In questi ultimi anni in suor Elena era evidente l’indebolimento
delle forze fisiche. Nel mese di agosto venne a Caracas per gli Esercizi
spirituali, si fermò in casa ispettoriale per sottomettersi ad alcuni
accertamenti medici. Aveva una forte aritmia e il diabete, ma finalmente poté far
ritorno al suo amato Puerto Ayacucho, era felice! Giovedì 16 ottobre ebbe male
e venne portata all’ospedale. Il Signore la visitò senza preavviso, la trovò
preparata e la chiamò a sé. Come Padre buono compì il desiderio di suor Elena
di morire in missione! Ora avrà ricevuto il premio per la sua generosa e
coraggiosa dedizione e per il suo grande amore per i poveri. Interceda per noi
e ci ottenga numerose vocazioni missionarie.
L’Ispettrice
Suor Margarita Hernández
Suor María Antonieta AMAZONAS
Carissime sorelle, il
giorno 16 ottobre 2014, nella casa “S. Giuseppe” di Caracas (Venezuela) il
Signore ha chiamato alla pace eterna la nostra cara Suor María Antonieta AMAZONAS.

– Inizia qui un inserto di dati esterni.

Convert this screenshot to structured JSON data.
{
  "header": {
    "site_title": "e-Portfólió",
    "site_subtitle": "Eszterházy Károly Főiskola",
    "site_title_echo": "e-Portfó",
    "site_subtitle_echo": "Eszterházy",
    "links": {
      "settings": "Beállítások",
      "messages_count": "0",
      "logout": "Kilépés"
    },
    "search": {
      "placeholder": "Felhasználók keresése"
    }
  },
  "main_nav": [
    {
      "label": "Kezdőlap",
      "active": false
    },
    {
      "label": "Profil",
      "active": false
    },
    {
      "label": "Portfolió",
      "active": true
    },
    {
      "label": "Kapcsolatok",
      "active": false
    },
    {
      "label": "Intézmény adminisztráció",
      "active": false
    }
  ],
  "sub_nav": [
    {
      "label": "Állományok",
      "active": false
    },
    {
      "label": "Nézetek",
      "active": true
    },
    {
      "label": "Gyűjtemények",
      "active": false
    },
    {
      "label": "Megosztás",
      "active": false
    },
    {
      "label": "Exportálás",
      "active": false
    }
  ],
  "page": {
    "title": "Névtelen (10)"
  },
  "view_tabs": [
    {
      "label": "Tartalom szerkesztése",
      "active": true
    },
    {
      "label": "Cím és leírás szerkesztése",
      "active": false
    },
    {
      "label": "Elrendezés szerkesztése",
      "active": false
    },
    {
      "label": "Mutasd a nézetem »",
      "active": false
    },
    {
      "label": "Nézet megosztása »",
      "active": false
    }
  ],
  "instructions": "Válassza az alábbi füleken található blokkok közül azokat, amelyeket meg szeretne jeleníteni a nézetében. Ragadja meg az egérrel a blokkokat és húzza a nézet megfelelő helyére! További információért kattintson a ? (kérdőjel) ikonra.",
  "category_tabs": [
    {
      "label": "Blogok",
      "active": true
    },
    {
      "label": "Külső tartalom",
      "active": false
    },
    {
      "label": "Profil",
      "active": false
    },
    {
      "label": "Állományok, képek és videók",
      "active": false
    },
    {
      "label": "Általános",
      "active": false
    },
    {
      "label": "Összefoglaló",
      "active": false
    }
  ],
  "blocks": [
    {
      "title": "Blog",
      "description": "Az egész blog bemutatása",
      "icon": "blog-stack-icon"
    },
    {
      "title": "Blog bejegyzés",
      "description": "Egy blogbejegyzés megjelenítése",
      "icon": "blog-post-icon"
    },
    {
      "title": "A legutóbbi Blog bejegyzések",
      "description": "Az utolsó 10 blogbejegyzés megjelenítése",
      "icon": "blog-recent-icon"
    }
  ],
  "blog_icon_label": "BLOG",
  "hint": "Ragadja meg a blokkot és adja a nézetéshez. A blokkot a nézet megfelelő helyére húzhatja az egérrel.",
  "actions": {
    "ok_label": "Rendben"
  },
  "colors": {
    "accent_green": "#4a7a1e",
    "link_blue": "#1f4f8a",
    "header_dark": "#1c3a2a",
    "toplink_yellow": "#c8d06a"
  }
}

Nata a Puerto Ayacucho (Venezuela) il 25 giugno1946. Professa a Castelgandolfo
(Roma) il 5 agosto 1974. Appartenente all’Ispettoria Venezuelana “S.
Giovanni Bosco”.
Antonieta perse la mamma
quando aveva appena un mese di vita. Venne subito adottata da una famiglia che
aveva già tre figli. Fin da bambina visse la preoccupazione per la sua terra e la
sua gente. Il papà era deputato ed ebbe occasione di conoscere i vari problemi
che affliggevano la terra dell’Amazzonia. Antonieta frequentò la scuola
elementare dalle FMA di Caracas, continuò gli studi a Puerto Ayacucho e conseguì
il Bachillerato nel Collegio “María Auxiliadora” di Los Teques. Ritornò a Río
Negro (Amazzonia) dove fu maestra nella scuola primaria. Gli alunni apprezzavano
la sua creatività e le sue doti educative. Sentì presto il desiderio di donarsi
al Signore e confidò ad un’amica: “La mia famiglia aspetta altre cose da me, ma
io voglio diventare religiosa”. Studiò nella Scuola Normale di Coro e quello fu
il periodo che le permise di vincere gli ostacoli personali che le impedivano di
seguire la chiamata del Signore. Lasciò la famiglia anche senza ottenere il
permesso dei suoi cari e ne soffrì.
Nel mese di settembre
1968 era accolta tra le aspiranti. La sua presenza aprì un nuovo capitolo nella
storia dell’Ispettoria, infatti Antonieta era la prima vocazione delle missioni
salesiane nell’Amazzonia. Non mancarono in quegli anni le tensioni e i contrattempi
che ogni cambio interculturale comporta. Antonieta accettò con serenità le difficoltà
e non si inquietò eccessivamente quando vide che i tempi si prolungavano.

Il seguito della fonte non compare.